I have argued for quite a while that one of the failings of the Rock and Roll Hall of Fame is that it privileges Seriousness over frivolity, only tangentially acknowledging that rock and roll, which was born as kid stuff and gained a great deal of its early identity from not being Serious music, is supposed to be fun. It seems to me that if the Rock and Roll Hall of Fame wants to honor the whole spectrum of rock worth listening to, then it needs to make room for ephemera--artists who epitomized the spirit of fun that rock was born with. It should also honor achievements above and beyond the call of craftsmanship--especially if it's going to induct such minimally talented musicians as AC/DC.

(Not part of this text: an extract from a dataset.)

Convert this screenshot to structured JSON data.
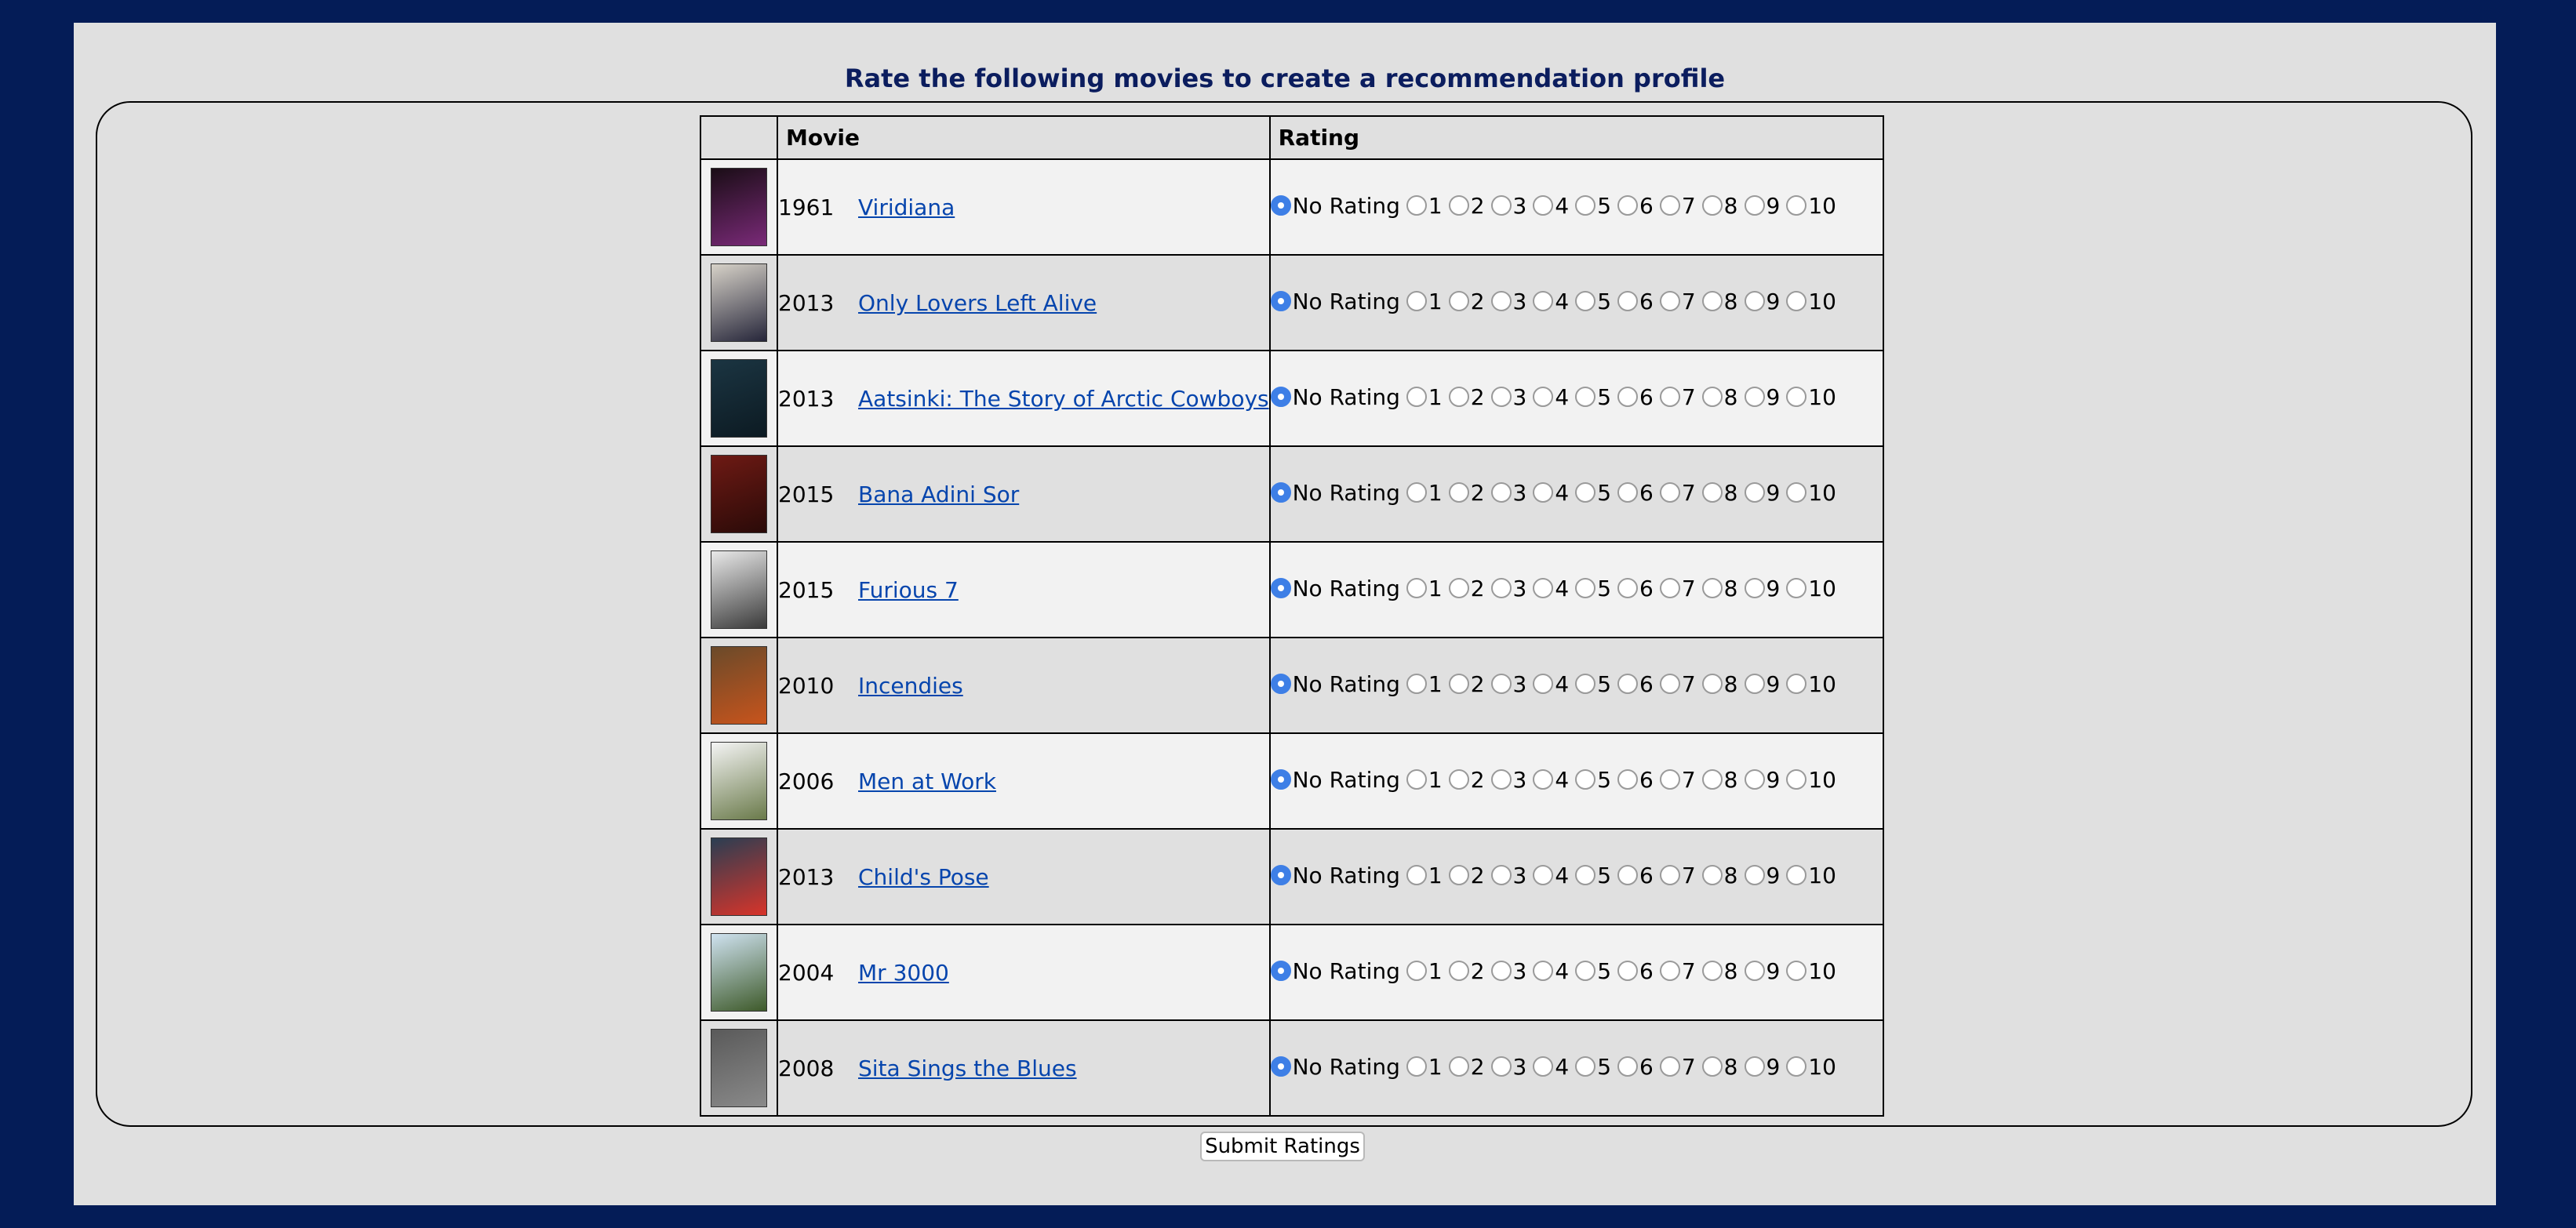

I have argued elsewhere that Tommy James should be in the Hall, based on the fun quotient and craftsmanship obvious in "Crystal Blue Persuasion," "Sweet Cherry Wine," and "Crimson and Clover." And I am about to argue here that Three Dog Night should make it, too. Add it up: 18 straight Top 20 hits between 1969 and 1974 and three Number Ones, including "Joy to the World," one of a handful of 70s singles without which it's impossible to understand the decade at all. If the Hall intends to honor people whose primary contribution to the art form is selling lots of records (as their recent inductee lists have seemed to indicate), how much more evidence do they want? Half a dozen Top Ten albums? Oops, TDN's got that on their resume, too.
TDN didn't write their biggest hits, which works against their Seriousness, but if you don't write, you should at least have the good sense to record good tunes, which they did: Nilsson ("One"), Laura Nyro ("Eli's Coming"), Russ Ballard ("Liar"), Randy Newman ("Mama Told Me Not to Come"), Paul Williams ("An Old-Fashioned Love Song"), Hoyt Axton ("Joy to the World" and "Never Been to Spain") and Dave Loggins ("Pieces of April" and "Til the World Ends"). Also working against TDN's Seriousness is the fact that they are not remembered as a self-contained group. The three lead vocalists who originally founded the group, Cory Wells, Danny Hutton, and Chuck Negron, are well-remembered, but the musicians in the band are not: guitarist Mike Allsup, keyboardist Jimmy Greenspoon, bassist Joe Schermie, and drummer Floyd Sneed. Together, the seven of them sold more concert tickets than anyone else between 1969 and 1974 (a time when the Rolling Stones mounted two major American tours), and released a string of massively successful albums.
And on the scale of pure 45RPM pleasure, who ranks higher? "Easy to be Hard," from the musical Hair, is one of their most gorgeous performances, and "Celebrate," "Shambala," "Black and White," or "An Old Fashioned Love Song" are about as hooky as the 70s got. And let's not forget that they had some straight rock credibility, too, with a single like "Liar" and the album Cyan, one of the most-awaited releases of 1973. Most of TDN's biggest hits were produced by Richard Podolor, who probably belongs in the Hall himself.
Just as I said of Tommy James: Are you going to tell me Three Dog Night isn't at least as deserving of immortality as Prince or Rod Stewart? No sale.